El banco determina cuándo aparece el dinero

Las primeras entidades en adelantar el ingreso fueron Bankinter y Unicaja, con pagos previstos desde el 21 de agosto. CaixaBank y Banco Santander concentran buena parte de sus abonos el lunes 24. Mientras tanto, clientes de BBVA, Sabadell, ING, Ibercaja, Abanca, Cajamar o Kutxabank pueden tener que esperar hasta el martes 25.

Este adelanto no significa que la Seguridad Social haya enviado antes una pensión y haya retrasado otra. Los bancos reciben con antelación la información necesaria sobre beneficiarios e importes y algunos anticipan el dinero con recursos propios. Por eso el día de cobro que muchos jubilados consideran habitual depende realmente de la política aplicada por su entidad financiera.

No cobrar el día 24 no significa tener un problema

Si la pensión todavía no aparece el día que normalmente paga el banco, tampoco significa automáticamente que exista un problema con la prestación. El ingreso puede reflejarse a distintas horas y las fechas anunciadas por las entidades son anticipos comerciales. La referencia legal continúa siendo el calendario oficial de la Seguridad Social, situado al comienzo del mes siguiente.

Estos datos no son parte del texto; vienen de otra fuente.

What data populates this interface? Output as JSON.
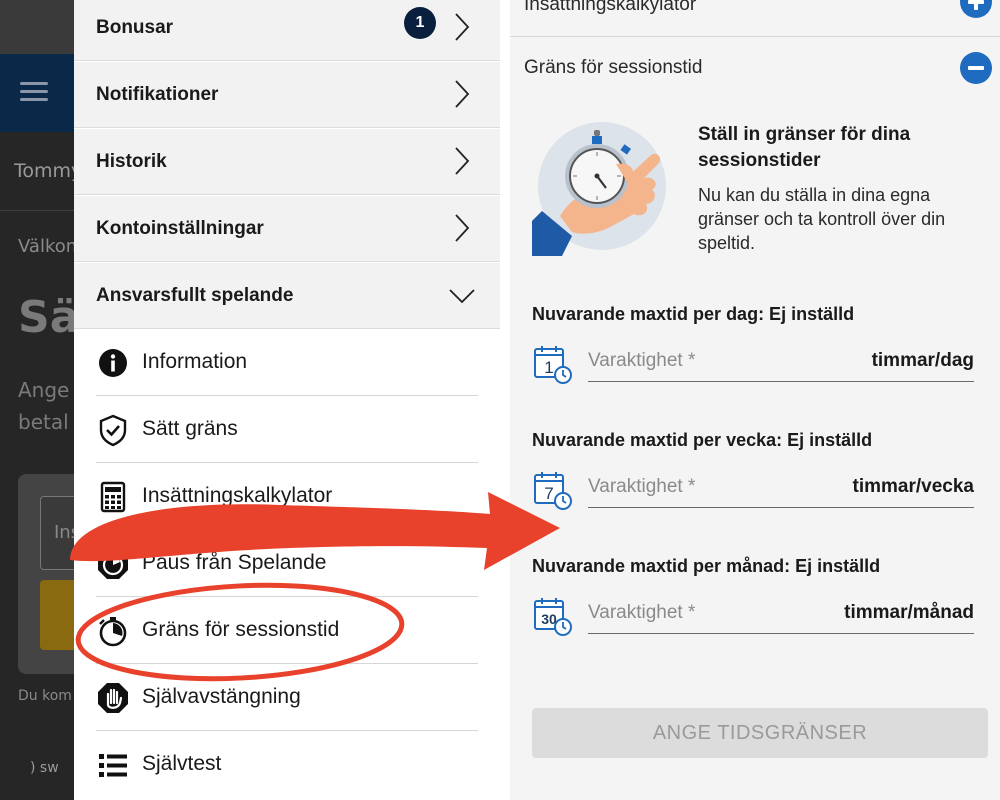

Por tanto, un jubilado que el 24 de agosto todavía no haya recibido el dinero debe comprobar primero qué calendario aplica su banco. Si la entidad acostumbra a pagar el 25, no existe retraso alguno. Solo cuando haya pasado la fecha prevista por el banco, o especialmente el plazo oficial de los primeros días de septiembre, conviene revisar la cuenta, contactar con la entidad y comprobar si existe alguna incidencia. La diferencia entre cobrar antes o después no depende normalmente del tipo de pensión, sino del banco elegido para domiciliarla. Cambiar de entidad puede incluso modificar el día habitual de cobro sin alterar ni un euro la pensión.